As a parent, I have my off days and my on days. This is one of the off days. I don’t feel like writing, much less writing about parenting. But maybe this is an opportunity to push through the resistance and learn something new.
I have been grumpy this week. There are several contributing circumstances—crummy weather, sickness, and work disruptions. I’ve been up at night with my 3-year-old, so my sleep hasn’t been up to par. It’s easy to see the reasons, and it’s comforting to know that these too will pass.
As a matter of fact, just as I wrote that, the clouds parted and sun shone through my skylight right onto me, if only for a minute. I’m grateful to be alive, even if I haven’t been acting like it.
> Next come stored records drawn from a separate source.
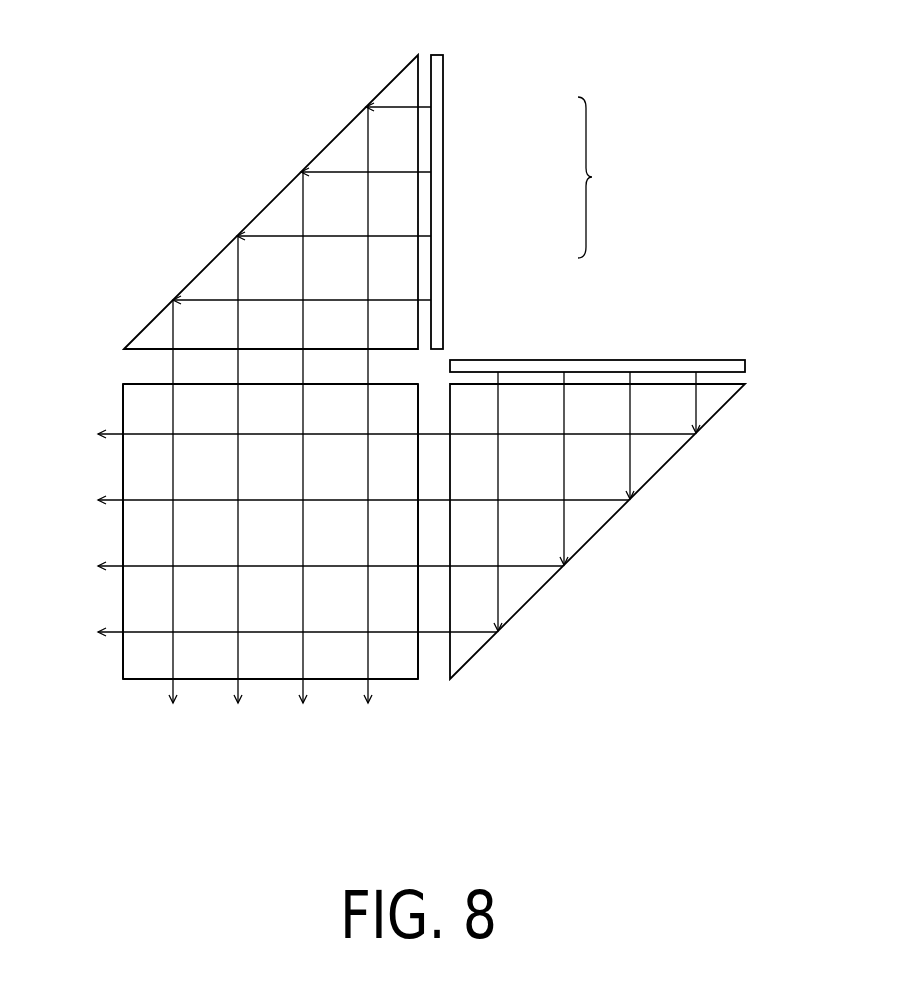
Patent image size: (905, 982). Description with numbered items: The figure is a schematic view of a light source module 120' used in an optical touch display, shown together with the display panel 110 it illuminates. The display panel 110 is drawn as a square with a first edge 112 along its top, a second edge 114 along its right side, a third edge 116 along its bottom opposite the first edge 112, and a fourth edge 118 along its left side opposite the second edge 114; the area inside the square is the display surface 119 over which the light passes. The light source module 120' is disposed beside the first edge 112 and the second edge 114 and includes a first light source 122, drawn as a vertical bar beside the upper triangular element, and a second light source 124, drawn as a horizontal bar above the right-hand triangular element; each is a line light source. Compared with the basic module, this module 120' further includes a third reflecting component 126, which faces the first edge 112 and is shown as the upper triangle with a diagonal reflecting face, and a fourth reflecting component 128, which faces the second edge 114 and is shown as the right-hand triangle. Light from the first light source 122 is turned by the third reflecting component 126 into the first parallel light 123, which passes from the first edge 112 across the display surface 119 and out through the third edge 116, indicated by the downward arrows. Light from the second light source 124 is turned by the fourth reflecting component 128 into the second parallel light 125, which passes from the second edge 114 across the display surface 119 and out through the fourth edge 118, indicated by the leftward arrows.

The display panel 110 is at (410, 676).
The first edge 112 is at (153, 383).
The second edge 114 is at (420, 653).
The third edge 116 is at (147, 680).
The fourth edge 118 is at (123, 403).
The display surface 119 is at (390, 663).
The light source module 120' is at (611, 177).
The first light source 122 is at (443, 97).
The first parallel light 123 is at (403, 107).
The second light source 124 is at (553, 367).
The second parallel light 125 is at (698, 405).
The third reflecting component 126 is at (403, 147).
The fourth reflecting component 128 is at (483, 393).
Bedtime had been smooth sailing lately—until this week. What do you call that capacity—patience? It’s the capacity for handling loud noises and feet-dragging kids. It’s the capacity for looking beyond yourself and seeing what is going on in other people’s lives. Compassion? When I don’t have it, or when it’s in diminishing supply, I feel like I’m missing out on real opportunities. And I feel like I’m better off staying at home where I won’t inadvertently hurt anyone.
Last night, while I was brushing my teeth, the cat jumped onto my back, sinking in its claws. Hopefully my kids didn’t hear me shout it. “Stupid #@*&#$ cat!” Poor thing. I actually really love our cats. Earlier this morning, I had a nice snuggle session with Brownie. It’s just that Boots picked the wrong time to do that. At least my lash-out was only verbal. And he didn’t appear to be offended.
A little bit of reflection can be therapeutic. At least that’s the idea here. And it’s good to laugh at oneself every once in a while. The clouds are parting again. I’m going to sit and bask a little.